Mi puerta estaba a punto de abrirse. Oí girar la llave y el movimiento de barrotes y cerrojos. La apertura de pasadizos intermedios permitió que llegaran hasta mí sonidos procedentes del interior del palacio y oí que un reloj daba la una. Pensé que venían a matarme. Lo intempestivo de la hora no hacía pensar en una ejecución pública. Me arrimé a la pared más alejada de la entrada e hice acopio de todas mis fuerzas y mi valor; no me ofrecería como presa fácil. Lentamente la puerta se abrió, y ya estaba a punto de lanzarme a forcejear con el intruso cuando vi algo que cambió por completo el curso de mi mente. Ante mí se hallaba Juliet, pálida y temblorosa, con una lámpara en la mano en la puerta de mi celda, mirándome con un semblante triste que al momento cambió por un gesto más contenido. Sus ojos lánguidos también recuperaron su brillo anterior.
-He venido a salvarle, Verney -me susurró.
-Y a salvarse usted también -exclamé yo-. Querida amiga, ¿cree de veras que podemos salvarnos?
-No diga nada y sígame.
Obedecí al instante. Avanzamos de puntillas por muchos pasadizos, ascendimos por varias escaleras y recorrimos largas galerías. Al final de una de ellas abrió un portal bajo. Una bocanada de aire apagó la lámpara, pero en su lugar recibimos la bendición de la luna y el rostro abierto del cielo. Sólo entonces Juliet volvió a dirigirse a mí.
-Ya está a salvo. Dios le bendiga. Adiós.
A pesar de su resistencia, le agarré la mano.
-Querida amiga -le dije-, víctima errada, ¿no pretende escapar conmigo? ¿No lo ha arriesgado todo para facilitarme la huida? ¿Cree que permitiré que regrese y sufra sola las consecuencias de la ira de ese desalmado? ¡Jamás!
-No tema por mí -respondió pesarosa la encantadora joven-, y no suponga que sin el consentimiento de nuestro guía se hallaría usted fuera de esas cuatro paredes. Es él quien lo ha salvado. Él me ha asignado a mí la misión de traerlo hasta aquí, porque conozco mejor sus motivos para haberse aventurado hasta nuestra casa y soy capaz de apreciar mejor su piedad al permitir su huida.
-¿Y se deja usted engañar por ese hombre? -exclamé yo-. Me teme con vida, pues soy su enemigo, y si muero teme a mis vengadores. Propiciando mi huida clandestina conserva algo de crédito entre sus seguidores. Pero la piedad se halla muy lejos de su corazón. ¿Olvida usted sus artificios, su crueldad, su fraude? Es usted tan libre como lo soy yo. Venga, Juliet, la madre de la difunta Idris la acogerá con los brazos abiertos, el noble Adrian se alegrará de recibirla. Hallará paz y amor y más esperanza de la que el fanatismo concede. Venga sin temor. Antes de que amanezca estaremos en Versalles. Cierre la puerta de esta morada del crimen, huya, dulce Juliet, aléjese de la hipocresía y la culpa y frecuente la compañía de los afectuosos y los bondadosos.

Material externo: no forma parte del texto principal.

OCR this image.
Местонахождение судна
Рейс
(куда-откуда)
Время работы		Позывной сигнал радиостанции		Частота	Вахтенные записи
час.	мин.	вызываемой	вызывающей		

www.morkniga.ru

Hablé apresuradamente, aunque con fervor. Y mientras con amabilidad y empeño la apartaba del portal, algún pensamiento, algún recuerdo de pasadas escenas de su juventud y su felicidad, la llevó a escucharme y sucumbir a mi persuasión. Pero de pronto se soltó de mí y emitió un grito agudo:
-¡Mi hija! ¡Mi hija! Él tiene a mi hija. Mi niña es su rehén.
Se apartó de mí y volvió a meterse en el pasadizo. La reja se cerró entre nosotros y ella quedó atrapada en las fauces de aquel criminal, prisionera, expuesta a inhalar el aire pestilente que exudaba su naturaleza demoníaca. La brisa ligera me rozaba las mejillas, la luna me iluminaba, tenía el camino expedito. Feliz por haber escapado, aunque triste a la vez, regresé a Versalles.